Born on 29 August 1906 in Wentworth, Ontario, Charles Ernest Parish was a graduate of McGill University, and a Montreal engineer. He was commissioned into the Wentworth Regiment in 1932 before transferring to the Canadian Grenadier Guards three years later. In September 1943, he transferred from the 22nd Armoured Regiment to the 28th (B.C. Regiment) as second-in-command under Lieutenant-Colonel D.G. Worthington. He assumed command on 9 August 1944 following Worthington’s death in Operation Totalize.

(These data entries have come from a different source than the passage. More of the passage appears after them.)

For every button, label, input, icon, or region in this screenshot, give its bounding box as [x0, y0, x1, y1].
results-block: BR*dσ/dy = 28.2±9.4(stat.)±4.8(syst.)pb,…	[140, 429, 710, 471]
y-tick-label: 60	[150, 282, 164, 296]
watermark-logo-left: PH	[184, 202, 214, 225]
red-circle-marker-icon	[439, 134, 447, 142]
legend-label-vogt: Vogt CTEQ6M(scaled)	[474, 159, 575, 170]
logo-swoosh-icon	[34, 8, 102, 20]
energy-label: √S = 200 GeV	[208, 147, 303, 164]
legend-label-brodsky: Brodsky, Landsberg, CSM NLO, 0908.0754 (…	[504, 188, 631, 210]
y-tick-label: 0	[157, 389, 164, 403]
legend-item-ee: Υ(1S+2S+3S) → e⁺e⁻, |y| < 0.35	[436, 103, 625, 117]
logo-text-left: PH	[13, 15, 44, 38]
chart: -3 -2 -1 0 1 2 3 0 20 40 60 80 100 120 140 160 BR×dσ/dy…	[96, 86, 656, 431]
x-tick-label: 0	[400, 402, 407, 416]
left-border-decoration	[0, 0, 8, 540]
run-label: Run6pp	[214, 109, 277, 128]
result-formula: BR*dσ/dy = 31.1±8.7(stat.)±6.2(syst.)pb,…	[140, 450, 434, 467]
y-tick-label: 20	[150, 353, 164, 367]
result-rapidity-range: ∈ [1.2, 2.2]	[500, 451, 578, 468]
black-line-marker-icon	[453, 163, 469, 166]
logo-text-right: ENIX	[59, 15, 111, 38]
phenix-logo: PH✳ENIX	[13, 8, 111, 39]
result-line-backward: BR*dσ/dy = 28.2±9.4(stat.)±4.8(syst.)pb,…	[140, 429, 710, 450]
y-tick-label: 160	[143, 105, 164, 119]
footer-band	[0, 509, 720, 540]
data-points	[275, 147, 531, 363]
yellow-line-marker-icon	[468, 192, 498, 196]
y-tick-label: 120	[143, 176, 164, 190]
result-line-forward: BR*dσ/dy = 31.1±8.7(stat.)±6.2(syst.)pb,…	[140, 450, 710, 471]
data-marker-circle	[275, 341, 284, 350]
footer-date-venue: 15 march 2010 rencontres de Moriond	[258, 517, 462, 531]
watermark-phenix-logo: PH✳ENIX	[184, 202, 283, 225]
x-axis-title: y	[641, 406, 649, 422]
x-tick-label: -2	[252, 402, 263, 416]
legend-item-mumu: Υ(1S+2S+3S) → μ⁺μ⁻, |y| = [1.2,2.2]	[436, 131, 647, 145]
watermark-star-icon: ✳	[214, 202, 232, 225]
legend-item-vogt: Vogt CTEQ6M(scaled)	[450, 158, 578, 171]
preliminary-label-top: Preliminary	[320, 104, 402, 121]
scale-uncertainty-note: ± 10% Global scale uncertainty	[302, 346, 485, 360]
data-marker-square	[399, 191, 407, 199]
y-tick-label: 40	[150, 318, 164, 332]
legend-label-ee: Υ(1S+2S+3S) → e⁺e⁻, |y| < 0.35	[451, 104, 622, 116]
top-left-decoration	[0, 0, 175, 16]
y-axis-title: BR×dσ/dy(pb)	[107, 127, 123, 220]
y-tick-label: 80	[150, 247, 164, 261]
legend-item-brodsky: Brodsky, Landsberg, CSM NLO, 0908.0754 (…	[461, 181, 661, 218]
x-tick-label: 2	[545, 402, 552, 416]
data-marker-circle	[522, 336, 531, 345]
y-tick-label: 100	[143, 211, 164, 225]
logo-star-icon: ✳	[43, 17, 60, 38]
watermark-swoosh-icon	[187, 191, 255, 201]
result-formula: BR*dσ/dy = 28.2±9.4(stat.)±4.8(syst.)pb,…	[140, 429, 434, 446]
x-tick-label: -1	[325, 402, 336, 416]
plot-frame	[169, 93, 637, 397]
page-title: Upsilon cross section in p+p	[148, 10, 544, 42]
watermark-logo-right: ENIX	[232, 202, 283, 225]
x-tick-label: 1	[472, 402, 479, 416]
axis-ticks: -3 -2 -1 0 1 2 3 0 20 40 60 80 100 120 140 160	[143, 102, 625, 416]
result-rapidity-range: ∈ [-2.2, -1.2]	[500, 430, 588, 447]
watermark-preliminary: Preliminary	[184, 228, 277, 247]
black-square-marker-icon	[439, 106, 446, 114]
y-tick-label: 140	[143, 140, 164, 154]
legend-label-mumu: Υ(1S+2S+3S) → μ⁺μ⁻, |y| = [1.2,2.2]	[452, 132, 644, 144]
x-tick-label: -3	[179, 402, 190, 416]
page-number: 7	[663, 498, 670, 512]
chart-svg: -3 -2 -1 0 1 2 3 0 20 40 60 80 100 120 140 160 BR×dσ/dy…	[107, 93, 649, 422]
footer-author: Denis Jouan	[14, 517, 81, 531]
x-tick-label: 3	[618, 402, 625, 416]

Parish led the British Columbia Regiment over the next two months from France into Belgium. Following much needed rest leave he was replaced by Major A.G. Chubb in November 1944. Parish was treated for oral sepsis and carious teeth, which required total extraction of all remaining teeth. He was evacuated to hospital in the United Kingdom for the surgery and to be fitted with dentures. He was discharged in January 1945 and took command of a training unit.

He earned a mention is despatches but returned to Canada in March 1945. He remained in the reserve army and served as commanding officer of the Grenadier Guards from 1950 to 1954. In addition to a career in the construction industry, he served as president of Montreal Construction Association until 1970. Parish died in Toronto on 4 November 1981.